Daba la casualidad de que Cassie albergaba un afecto especial por Los diez mandamientos. Sin ella, nunca habría escrito su obra más encarnizada, Dios sin lágrimas (ahora se daba cuenta de que era un título profético), una sátira de un acto sobre las muchas expurgaciones que Cecil B. DeMille y compañía habían cometido al traspasar el Éxodo, el Levítico, los Números y el Deuteronomio a la pantalla. Había sido especialmente severa con el hecho de que DeMille no estuviera dispuesto a considerar las implicaciones morales de las Diez Plagas, con que no hubiera contado las injusticias que los hebreos habían sufrido a manos de su Padrino cuando deambulaban por el desierto (Yavé abatiendo a la gente que menospreció a Canaán, bombardeando con fuego a aquellos que se quejaron en Hormá, enviando serpientes contra los que refunfuñaron en el camino del monte Hor, azotando con una plaga a todos los que reincidieron en Peor), y con su omisión flagrante del discurso que Moisés había dado a sus generales después de subyugar a los Madianitas: «¿Por qué habéis dejado la vida a las mujeres? Fueron ellas las que arrastraron a los hijos de Israel a ser infieles. Matad de los niños a todo varón, y de las mujeres a cuantas han conocido lecho de varón; las que no han conocido lecho de varón, reserváoslas». Emparejada con Runkleberg, Dios sin lágrimas había estado en cartel dos semanas en Playwrights Horizons en la calle Cuarenta y dos oeste, un programa que obtuvo una reseña excepcional en Newsday, una crítica en Village Voice que la dejaba por los suelos y una carta de condena en la sección de cartas al director del Times, escrita por el mismo cardenal Terence Cooke. Fueran cuales fueran sus deficiencias artísticas, el homenaje de DeMille a la omnipotencia de Dios reconocía totalmente los límites de la vejiga.
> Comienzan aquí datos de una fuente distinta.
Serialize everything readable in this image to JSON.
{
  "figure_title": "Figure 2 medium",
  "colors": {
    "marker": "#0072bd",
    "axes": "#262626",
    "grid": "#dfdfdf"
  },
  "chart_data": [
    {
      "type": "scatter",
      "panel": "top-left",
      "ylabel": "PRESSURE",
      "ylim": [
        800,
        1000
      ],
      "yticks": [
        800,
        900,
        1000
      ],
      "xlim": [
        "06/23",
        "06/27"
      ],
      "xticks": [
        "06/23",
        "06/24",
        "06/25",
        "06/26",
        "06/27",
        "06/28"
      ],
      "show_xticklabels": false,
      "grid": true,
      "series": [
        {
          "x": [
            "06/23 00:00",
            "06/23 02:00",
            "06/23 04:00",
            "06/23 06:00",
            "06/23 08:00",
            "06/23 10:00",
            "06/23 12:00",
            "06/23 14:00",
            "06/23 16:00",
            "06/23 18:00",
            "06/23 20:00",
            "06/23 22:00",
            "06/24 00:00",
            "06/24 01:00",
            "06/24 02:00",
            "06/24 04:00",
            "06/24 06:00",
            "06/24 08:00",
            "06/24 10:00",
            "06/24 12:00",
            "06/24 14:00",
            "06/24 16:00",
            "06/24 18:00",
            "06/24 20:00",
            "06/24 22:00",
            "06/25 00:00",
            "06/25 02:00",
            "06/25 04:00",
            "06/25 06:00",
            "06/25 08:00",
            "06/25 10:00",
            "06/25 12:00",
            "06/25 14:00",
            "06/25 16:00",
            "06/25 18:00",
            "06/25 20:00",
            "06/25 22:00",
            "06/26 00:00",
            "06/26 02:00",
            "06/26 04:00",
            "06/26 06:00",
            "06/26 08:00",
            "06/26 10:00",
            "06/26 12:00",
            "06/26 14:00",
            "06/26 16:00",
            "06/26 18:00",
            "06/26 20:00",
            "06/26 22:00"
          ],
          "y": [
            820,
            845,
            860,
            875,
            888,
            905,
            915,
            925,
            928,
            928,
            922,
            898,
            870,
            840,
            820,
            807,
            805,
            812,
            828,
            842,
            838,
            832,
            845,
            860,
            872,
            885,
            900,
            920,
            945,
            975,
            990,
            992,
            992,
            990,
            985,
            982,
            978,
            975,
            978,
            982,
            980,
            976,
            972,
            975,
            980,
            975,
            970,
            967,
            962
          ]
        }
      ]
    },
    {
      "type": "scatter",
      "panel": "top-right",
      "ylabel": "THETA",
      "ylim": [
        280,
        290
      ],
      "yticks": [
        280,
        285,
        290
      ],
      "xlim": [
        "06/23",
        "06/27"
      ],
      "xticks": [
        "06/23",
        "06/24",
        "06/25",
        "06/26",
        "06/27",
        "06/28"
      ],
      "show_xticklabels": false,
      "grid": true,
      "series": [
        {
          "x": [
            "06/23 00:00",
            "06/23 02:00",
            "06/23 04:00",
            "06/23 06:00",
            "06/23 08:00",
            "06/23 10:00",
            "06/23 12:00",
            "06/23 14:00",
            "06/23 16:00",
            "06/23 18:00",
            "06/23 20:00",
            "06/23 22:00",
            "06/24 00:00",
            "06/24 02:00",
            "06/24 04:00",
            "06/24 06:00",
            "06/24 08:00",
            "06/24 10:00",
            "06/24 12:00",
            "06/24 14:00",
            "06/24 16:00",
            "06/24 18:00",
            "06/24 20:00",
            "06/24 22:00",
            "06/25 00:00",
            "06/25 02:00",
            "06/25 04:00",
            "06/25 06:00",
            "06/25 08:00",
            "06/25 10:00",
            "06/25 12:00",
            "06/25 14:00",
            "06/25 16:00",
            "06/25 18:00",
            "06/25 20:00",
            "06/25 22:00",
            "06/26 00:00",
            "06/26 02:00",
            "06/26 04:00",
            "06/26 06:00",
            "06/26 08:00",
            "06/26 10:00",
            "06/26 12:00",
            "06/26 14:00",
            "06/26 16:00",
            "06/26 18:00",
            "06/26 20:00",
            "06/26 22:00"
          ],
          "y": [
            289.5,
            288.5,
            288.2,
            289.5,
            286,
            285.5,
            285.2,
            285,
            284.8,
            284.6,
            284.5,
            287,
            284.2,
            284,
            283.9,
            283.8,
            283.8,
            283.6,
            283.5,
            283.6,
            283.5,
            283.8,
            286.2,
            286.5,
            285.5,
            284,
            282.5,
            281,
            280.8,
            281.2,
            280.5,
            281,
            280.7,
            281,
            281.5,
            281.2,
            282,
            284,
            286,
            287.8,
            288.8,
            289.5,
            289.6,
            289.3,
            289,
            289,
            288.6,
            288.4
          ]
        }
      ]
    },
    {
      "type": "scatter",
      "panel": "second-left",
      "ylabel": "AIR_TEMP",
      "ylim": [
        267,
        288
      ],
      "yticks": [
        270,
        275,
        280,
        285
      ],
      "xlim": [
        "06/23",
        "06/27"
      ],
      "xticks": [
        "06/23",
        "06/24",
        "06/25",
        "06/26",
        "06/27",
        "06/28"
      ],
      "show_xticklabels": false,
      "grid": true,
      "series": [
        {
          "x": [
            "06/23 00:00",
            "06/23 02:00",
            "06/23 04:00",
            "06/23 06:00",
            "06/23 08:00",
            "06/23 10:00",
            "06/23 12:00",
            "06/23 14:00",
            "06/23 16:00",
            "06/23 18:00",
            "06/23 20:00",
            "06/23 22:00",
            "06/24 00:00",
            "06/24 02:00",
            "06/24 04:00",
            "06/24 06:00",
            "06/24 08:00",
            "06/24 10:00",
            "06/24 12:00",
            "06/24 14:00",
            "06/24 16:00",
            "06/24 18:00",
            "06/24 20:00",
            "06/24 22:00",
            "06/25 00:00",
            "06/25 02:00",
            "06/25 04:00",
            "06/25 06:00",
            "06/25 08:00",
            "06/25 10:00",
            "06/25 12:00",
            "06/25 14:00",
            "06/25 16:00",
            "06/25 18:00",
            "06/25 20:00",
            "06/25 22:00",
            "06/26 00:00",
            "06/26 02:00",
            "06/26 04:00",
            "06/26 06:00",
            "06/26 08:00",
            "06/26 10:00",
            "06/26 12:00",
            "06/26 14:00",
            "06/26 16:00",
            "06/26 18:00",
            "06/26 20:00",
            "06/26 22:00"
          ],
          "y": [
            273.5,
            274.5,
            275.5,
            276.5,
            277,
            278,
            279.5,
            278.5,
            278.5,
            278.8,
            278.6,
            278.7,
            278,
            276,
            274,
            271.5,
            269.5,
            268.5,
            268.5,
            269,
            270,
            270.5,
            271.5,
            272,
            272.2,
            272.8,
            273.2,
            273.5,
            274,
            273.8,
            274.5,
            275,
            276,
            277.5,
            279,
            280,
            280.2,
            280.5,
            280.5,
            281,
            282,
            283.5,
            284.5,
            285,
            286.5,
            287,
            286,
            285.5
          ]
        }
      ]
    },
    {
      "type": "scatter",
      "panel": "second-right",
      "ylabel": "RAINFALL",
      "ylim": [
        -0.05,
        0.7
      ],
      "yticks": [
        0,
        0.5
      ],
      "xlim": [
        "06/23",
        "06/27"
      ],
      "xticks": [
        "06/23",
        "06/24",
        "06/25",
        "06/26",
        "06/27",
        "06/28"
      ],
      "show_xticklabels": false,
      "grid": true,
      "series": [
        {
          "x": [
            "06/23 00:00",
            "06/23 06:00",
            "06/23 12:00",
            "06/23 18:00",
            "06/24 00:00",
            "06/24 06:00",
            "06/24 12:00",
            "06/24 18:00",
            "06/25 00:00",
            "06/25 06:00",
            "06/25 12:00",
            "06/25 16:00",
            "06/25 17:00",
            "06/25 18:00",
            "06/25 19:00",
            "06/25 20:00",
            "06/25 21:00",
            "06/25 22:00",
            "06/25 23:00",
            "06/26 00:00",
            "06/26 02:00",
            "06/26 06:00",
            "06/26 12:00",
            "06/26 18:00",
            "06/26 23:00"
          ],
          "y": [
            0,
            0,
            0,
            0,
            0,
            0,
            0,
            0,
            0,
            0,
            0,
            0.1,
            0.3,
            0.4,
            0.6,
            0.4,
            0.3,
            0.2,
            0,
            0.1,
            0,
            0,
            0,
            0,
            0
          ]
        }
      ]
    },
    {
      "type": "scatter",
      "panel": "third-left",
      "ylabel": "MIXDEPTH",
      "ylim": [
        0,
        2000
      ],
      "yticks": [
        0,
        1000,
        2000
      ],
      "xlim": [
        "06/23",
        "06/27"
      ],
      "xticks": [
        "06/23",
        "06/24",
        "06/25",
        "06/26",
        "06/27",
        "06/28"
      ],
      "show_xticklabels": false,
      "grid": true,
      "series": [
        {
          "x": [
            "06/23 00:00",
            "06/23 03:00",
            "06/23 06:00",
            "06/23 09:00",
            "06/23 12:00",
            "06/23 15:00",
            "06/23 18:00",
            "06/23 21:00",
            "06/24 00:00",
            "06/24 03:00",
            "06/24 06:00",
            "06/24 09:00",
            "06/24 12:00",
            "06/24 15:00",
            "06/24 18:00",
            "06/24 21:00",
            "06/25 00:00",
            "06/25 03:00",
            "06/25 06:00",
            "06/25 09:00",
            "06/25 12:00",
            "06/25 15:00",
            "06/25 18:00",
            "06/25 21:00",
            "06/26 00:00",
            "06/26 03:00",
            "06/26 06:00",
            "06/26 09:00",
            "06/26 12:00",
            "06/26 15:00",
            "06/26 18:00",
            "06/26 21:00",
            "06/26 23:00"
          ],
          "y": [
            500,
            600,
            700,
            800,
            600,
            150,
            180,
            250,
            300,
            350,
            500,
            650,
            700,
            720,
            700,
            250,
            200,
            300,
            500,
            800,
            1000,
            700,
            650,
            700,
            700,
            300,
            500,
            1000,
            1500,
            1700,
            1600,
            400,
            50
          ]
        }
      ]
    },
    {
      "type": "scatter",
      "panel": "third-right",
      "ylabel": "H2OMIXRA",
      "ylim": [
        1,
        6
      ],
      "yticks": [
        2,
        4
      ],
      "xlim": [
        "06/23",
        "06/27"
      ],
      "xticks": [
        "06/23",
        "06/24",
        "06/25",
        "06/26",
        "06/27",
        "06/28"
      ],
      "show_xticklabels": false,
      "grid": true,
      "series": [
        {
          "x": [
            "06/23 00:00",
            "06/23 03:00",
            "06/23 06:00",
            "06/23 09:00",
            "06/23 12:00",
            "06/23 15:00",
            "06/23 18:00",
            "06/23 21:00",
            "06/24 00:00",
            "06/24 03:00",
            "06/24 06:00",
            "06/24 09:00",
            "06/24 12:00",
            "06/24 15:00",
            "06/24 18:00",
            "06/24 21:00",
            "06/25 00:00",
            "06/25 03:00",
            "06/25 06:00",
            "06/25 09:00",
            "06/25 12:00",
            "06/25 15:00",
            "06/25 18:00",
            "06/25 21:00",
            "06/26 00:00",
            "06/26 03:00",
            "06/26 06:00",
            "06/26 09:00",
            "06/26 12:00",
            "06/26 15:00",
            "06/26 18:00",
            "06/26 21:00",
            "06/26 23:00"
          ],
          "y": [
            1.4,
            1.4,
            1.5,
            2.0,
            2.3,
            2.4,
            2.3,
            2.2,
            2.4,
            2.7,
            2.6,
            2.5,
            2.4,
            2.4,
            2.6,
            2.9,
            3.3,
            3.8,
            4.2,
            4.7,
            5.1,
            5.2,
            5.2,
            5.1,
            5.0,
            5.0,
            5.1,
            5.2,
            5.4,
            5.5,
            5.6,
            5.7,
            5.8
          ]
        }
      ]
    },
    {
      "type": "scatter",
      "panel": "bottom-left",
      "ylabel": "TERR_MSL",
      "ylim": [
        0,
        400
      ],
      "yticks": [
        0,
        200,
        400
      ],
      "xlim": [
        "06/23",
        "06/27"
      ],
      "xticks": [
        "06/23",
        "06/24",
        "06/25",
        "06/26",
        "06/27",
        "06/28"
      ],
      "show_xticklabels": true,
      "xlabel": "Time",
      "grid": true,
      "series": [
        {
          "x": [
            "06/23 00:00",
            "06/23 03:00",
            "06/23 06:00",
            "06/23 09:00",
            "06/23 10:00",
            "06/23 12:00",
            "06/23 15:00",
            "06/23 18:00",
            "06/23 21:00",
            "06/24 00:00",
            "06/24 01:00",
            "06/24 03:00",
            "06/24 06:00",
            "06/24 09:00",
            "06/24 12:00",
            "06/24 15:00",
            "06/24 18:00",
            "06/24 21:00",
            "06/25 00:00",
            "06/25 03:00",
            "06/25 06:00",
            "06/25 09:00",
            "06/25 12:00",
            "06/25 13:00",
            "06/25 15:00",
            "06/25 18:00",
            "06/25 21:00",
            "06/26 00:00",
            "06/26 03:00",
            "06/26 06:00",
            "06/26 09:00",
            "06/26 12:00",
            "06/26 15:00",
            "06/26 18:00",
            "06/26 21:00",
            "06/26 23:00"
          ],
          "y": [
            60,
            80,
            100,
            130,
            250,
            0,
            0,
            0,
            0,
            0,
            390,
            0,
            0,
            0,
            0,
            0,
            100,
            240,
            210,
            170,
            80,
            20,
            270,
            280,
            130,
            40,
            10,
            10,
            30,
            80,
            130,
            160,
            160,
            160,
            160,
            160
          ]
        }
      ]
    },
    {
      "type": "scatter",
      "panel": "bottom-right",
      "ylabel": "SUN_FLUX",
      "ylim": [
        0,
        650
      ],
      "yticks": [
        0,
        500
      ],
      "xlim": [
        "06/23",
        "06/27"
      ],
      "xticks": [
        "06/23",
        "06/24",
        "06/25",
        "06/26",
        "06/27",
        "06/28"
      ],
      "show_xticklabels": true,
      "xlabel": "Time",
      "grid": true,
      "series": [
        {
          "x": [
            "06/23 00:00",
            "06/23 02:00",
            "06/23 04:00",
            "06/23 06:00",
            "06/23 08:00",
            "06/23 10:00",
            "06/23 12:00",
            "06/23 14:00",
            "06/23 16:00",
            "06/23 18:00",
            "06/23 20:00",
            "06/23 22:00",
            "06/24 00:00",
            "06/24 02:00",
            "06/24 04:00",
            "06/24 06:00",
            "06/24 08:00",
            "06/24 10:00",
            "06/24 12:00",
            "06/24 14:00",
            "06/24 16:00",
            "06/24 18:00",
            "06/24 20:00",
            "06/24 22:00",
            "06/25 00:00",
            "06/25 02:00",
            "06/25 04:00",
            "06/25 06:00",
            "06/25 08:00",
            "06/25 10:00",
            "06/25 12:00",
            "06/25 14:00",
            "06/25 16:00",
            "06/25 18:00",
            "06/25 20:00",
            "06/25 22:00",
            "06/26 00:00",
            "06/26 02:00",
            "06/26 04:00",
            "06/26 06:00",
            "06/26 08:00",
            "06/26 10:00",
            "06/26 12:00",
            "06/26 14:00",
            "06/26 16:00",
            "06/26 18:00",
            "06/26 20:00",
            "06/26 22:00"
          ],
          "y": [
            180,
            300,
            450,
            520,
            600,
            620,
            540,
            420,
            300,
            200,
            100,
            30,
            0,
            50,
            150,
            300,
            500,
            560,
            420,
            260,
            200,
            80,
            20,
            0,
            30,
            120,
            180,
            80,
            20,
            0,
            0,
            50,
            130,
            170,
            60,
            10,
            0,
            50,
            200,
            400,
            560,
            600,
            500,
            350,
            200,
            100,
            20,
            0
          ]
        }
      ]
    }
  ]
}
La película tenía un intermedio. Después de una hora y cuarenta minutos, cuando Moisés empezaba su audiencia con la zarza ardiente, surgían las ganas de orinar. Cassie decidió aguantar. No se acordaba exactamente de cuándo venía la pausa, pero sabía que era inminente. Además, se estaba divirtiendo, de un modo más o menos perverso. Las ganas aumentaron. Estaba a punto de marcharse in media res —Moisés volviendo a Egipto con el objetivo de liberar a su pueblo—, cuando la música se hizo más fuerte, la imagen se fundió y el telón se cerró.